Seputar Kesehatan dan Keperawatan by Nanda Deka Pratama. Powered by Blogger.

KONSEP DYSMENORRHEA


Dysmenorrhea / Dismenore



Pengertian Dysmenorrhea
              Pada saat menstruasi, wanita kadang merasa nyeri. Sifat dan tingkat rasa nyeri bervariasi, mulai dari yang ringan hingga yang berat. Kondisi tersebut dinamakan dysmenorrhea, yaitu keadaan nyeri yang hebat dan dapat mengganggu aktifitas sehari-hari.

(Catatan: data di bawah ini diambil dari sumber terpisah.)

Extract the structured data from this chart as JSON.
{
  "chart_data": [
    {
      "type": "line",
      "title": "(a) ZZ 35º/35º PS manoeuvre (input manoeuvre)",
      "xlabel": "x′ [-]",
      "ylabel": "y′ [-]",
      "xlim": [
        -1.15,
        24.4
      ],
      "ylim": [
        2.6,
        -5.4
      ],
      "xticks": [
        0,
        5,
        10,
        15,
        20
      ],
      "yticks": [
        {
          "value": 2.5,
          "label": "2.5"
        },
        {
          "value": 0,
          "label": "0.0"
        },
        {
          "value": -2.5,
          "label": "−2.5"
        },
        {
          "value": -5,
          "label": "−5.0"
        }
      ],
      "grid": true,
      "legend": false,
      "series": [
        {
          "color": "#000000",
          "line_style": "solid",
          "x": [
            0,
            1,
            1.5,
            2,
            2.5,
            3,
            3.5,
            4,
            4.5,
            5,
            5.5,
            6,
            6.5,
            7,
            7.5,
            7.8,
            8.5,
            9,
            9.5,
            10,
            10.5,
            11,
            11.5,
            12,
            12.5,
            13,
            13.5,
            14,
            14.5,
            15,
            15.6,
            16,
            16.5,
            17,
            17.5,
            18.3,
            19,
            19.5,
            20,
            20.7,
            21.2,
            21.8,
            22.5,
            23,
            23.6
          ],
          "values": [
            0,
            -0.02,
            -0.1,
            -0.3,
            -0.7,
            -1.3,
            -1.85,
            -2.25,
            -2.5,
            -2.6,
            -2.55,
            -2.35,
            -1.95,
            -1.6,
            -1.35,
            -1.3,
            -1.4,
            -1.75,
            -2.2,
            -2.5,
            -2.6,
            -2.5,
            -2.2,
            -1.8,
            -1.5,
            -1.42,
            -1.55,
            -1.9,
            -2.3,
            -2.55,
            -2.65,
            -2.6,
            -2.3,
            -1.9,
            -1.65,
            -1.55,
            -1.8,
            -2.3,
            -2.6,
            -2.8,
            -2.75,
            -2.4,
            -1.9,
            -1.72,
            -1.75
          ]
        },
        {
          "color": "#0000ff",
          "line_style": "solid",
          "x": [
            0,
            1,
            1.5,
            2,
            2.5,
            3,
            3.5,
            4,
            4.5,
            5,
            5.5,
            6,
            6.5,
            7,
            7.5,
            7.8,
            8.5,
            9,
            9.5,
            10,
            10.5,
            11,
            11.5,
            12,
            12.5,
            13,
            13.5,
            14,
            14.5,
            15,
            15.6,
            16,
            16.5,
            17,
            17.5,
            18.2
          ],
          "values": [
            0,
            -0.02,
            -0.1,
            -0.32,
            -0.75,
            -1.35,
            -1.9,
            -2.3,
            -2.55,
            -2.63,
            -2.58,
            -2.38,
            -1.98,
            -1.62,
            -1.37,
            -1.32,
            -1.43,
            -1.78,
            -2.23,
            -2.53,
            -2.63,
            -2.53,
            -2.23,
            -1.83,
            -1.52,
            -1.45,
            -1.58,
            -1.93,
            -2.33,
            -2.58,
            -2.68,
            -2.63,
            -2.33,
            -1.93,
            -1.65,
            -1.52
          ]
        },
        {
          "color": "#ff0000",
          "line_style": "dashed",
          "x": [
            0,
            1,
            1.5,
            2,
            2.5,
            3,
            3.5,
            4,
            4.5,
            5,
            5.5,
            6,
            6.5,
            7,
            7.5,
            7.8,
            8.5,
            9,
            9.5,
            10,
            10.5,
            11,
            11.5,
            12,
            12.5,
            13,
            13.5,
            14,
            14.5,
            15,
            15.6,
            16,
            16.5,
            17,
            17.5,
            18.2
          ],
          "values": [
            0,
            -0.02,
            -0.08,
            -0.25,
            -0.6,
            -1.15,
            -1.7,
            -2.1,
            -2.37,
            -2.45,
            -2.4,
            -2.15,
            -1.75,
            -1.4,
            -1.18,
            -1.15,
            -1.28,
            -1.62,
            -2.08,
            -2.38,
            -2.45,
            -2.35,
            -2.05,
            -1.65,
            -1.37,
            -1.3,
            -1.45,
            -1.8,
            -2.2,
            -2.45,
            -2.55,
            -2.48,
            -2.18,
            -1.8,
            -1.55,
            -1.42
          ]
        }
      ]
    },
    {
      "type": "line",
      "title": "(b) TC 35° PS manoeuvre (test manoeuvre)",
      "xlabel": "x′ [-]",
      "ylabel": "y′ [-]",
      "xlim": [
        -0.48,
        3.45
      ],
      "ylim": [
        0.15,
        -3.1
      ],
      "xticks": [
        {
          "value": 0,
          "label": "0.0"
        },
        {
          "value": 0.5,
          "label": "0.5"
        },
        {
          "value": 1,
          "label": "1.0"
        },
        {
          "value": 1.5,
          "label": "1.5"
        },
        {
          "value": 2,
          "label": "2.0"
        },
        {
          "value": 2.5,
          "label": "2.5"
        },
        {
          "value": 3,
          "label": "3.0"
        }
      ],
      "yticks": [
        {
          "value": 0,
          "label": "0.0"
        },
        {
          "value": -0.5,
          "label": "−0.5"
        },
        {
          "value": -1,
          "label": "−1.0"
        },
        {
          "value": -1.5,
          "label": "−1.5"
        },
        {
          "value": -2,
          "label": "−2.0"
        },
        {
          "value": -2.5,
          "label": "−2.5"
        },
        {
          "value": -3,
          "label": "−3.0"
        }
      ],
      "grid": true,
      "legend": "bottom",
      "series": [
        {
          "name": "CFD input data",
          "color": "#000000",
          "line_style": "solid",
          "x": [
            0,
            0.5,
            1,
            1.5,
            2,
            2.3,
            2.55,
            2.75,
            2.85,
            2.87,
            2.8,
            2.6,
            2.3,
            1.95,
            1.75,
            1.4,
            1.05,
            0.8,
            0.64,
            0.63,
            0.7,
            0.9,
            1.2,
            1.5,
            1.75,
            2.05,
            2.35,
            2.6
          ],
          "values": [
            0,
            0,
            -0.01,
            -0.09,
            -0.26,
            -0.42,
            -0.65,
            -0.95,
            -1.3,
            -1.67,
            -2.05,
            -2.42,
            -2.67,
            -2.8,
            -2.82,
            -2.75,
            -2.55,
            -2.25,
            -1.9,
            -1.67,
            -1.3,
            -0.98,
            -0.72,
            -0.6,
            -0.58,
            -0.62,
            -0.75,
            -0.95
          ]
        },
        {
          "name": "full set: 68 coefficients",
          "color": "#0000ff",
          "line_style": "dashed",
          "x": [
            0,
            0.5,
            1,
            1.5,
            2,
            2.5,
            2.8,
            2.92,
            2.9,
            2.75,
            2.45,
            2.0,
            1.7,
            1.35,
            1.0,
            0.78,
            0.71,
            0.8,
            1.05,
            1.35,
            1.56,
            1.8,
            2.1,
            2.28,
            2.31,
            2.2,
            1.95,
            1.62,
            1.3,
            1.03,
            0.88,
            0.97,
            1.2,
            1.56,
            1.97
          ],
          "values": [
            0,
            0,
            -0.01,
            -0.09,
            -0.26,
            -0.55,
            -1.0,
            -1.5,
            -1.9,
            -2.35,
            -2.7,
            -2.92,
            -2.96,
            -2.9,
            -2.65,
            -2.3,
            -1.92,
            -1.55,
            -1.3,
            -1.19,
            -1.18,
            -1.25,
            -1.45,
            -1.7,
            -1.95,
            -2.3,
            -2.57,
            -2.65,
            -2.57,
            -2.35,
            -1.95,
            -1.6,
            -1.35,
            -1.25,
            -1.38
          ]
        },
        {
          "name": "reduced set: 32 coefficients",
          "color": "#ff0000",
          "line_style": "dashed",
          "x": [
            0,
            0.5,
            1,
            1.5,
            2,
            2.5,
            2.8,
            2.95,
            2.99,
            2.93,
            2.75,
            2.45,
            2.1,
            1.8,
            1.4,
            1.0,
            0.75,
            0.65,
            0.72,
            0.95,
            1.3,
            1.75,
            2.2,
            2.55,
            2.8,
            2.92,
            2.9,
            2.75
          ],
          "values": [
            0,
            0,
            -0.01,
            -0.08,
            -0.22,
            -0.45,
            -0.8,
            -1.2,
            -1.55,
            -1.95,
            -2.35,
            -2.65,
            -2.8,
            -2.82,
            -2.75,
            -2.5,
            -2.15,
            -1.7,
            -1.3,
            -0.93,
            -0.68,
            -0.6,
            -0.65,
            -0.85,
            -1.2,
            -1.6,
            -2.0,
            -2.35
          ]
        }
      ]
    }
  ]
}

Dysmenorrhea merupakan suatu fenomena simptomatik meliputi nyeri abdomen, kram dan sakit punggung. Gejala gastrointestinal seperti mual dan diare dapat terjadi sebagai gejala dari menstruasi (Kusmiran, 2011).
              Dysmenorrhea adalah menstruasi yang menimbulkan rasa nyeri. Keadaan ini mengenai 60-70% dari wanita yang mengalami menstruasi, artinya kebanyakan perempuan mengalami dysmenorrhea dalam proses menstruasinya (Rayburn & Carey, 2001).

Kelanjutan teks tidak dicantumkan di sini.